Secondo me è importantissima; non in contrapposizione, ma in virtù del culto dell’immagine. Il problema è tutto estetico. E la risposta la troviamo nella storia del design: quella che bisogna raggiungere, è la coerenza formale con il contenuto. Solo in questo modo si è riconoscibili. In libreria, invece, mi pare che assistiamo a una gara di copertine appariscenti. Le carte e le rilegature scelte non sono quasi mai funzionali allo scopo. Spesso fatico a riconoscere le collane di case editrici anche molto diverse tra loro. Non è un bel segnale. Io ho cercato di rispondere ai criteri di essenzialità e prezzi bassissimi. Credo che i grafici, Luca Fontana e Sara Ubaldini, abbiano fatto un bellissimo lavoro. Lo studio dei colori, uno per ciascun titolo, la scelta di un’impaginazione austera e senza fronzoli, le carte leggere: mi sembra che ogni componente risponda al principio di coerenza formale con il contenuto. Poi, lasciami dire che su questo tema l’ultima parola spetta ai lettori.

6) A questo riguardo, quali sono i propositi della casa editrice per il futuro, soprattutto nei riguardi del tema più spinoso dell’editoria, quello degli autori esordienti?

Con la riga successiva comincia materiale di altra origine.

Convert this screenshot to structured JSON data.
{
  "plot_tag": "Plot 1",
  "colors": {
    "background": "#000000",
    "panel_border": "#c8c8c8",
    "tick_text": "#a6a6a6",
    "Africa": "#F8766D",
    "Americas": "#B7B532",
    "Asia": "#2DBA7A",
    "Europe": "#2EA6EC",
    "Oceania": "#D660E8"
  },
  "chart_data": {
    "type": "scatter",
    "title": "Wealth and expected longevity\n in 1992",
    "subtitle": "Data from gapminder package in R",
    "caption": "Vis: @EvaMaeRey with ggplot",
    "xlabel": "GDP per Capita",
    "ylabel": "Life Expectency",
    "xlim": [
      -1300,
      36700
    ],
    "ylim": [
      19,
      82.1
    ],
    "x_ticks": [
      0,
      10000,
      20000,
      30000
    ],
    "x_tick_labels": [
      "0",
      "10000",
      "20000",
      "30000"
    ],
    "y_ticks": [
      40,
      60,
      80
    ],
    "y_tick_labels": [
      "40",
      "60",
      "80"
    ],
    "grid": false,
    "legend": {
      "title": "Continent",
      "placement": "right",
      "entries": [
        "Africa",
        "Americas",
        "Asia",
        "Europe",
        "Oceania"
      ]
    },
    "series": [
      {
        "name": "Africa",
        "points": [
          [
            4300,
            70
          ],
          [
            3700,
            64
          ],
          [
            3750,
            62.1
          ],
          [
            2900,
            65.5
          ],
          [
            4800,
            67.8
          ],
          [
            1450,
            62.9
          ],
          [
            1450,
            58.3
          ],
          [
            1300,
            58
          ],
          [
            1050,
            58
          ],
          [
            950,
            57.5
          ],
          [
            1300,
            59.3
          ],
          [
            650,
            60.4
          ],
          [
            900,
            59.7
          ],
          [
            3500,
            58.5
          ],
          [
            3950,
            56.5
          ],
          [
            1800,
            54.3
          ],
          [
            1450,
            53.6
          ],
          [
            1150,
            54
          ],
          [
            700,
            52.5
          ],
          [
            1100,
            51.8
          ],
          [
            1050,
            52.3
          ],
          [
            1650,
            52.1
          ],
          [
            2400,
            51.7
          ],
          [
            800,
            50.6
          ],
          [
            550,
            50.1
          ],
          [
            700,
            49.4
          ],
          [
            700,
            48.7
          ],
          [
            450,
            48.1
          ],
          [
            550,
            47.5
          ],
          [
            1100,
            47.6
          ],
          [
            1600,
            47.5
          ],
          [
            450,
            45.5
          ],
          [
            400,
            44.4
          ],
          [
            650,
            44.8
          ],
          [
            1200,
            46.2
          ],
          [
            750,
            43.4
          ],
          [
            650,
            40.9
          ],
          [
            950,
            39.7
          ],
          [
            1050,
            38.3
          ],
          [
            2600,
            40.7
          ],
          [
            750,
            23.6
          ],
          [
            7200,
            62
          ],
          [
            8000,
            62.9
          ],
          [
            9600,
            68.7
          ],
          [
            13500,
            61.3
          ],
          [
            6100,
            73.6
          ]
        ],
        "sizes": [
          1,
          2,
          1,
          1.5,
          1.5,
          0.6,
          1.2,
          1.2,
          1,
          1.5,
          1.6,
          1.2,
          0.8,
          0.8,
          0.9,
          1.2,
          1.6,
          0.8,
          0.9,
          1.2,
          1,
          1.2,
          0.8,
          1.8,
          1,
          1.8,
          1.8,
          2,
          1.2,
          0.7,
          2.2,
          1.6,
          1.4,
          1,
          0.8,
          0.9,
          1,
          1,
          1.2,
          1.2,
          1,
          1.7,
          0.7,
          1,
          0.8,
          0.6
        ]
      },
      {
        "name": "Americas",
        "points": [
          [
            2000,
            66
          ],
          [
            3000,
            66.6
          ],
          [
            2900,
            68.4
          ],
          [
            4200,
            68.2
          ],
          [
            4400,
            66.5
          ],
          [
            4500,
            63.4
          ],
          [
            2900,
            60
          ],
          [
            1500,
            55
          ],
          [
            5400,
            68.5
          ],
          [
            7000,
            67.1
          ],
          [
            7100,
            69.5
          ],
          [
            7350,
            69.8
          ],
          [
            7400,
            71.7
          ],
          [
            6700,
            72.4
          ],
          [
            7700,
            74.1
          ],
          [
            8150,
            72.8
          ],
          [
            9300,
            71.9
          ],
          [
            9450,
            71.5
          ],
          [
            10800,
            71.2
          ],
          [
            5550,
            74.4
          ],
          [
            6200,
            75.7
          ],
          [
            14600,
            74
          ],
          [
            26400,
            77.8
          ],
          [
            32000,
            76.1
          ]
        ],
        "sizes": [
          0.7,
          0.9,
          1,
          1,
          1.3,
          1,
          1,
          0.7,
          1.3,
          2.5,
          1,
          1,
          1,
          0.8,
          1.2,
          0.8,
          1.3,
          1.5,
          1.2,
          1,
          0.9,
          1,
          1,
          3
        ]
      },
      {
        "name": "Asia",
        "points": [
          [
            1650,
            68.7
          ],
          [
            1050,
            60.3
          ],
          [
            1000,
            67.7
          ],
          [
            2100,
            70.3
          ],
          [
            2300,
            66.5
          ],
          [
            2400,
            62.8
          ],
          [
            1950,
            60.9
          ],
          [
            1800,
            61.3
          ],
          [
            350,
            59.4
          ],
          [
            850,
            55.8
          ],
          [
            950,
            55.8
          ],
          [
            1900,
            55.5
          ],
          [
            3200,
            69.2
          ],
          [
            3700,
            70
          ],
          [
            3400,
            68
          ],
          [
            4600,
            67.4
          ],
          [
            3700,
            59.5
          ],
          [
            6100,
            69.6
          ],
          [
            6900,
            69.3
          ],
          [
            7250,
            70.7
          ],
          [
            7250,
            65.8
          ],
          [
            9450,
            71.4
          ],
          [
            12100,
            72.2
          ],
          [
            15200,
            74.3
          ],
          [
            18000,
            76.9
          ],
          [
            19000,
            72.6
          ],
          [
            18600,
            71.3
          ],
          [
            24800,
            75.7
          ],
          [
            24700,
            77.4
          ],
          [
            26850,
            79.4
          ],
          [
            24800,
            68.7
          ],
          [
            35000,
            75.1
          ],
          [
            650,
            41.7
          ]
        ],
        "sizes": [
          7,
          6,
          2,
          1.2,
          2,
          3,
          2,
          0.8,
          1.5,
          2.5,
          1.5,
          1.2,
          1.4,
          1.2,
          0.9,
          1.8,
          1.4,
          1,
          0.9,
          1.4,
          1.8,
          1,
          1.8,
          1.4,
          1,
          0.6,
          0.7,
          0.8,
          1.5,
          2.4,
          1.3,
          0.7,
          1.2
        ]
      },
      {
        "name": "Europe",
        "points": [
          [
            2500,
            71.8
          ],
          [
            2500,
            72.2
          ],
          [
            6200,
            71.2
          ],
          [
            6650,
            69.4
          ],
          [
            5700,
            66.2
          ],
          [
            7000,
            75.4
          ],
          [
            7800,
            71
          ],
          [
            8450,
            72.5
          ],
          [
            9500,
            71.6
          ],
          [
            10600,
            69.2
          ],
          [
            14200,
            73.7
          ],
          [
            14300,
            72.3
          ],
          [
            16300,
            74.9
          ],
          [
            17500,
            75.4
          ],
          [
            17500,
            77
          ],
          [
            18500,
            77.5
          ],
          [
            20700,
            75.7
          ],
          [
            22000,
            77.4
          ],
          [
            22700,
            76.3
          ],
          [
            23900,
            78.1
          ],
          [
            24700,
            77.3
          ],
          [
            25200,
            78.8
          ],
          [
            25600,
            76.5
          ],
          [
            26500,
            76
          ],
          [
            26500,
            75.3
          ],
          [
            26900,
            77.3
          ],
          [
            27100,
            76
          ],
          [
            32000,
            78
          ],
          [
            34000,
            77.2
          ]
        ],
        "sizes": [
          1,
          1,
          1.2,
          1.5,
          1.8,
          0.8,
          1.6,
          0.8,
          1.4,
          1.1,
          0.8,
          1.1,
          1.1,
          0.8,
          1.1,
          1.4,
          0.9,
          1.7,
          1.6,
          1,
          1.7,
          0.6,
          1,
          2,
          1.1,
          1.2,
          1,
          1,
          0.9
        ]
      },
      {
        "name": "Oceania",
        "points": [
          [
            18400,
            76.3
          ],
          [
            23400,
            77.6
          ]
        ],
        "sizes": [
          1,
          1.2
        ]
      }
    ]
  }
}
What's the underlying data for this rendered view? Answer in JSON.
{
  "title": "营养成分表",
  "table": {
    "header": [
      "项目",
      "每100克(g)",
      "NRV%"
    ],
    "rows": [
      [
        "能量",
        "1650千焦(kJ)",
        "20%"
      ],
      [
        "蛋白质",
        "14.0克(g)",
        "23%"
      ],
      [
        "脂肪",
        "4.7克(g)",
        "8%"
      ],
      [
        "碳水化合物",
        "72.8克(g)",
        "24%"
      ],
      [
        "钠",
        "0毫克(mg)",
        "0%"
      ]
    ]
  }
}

In parte ti ho già risposto più sopra. In questo momento, sto selezionando gli autori che lavoreranno per il progetto della Bottega Editrice. Sarà qualcosa di assolutamente inedito, che si svilupperà online. Non posso però dire altro: manca ancora qualche mese al lancio, e siamo in fase di costruzione. Di sicuro, ci sarà molto da leggere: saggi, romanzi, libri per bambini, ritratti, racconti. Spero di riuscire a dare spazio anche alla poesia. Ma, ecco, magari ne parleremo più avanti, quando sarà tutto pronto.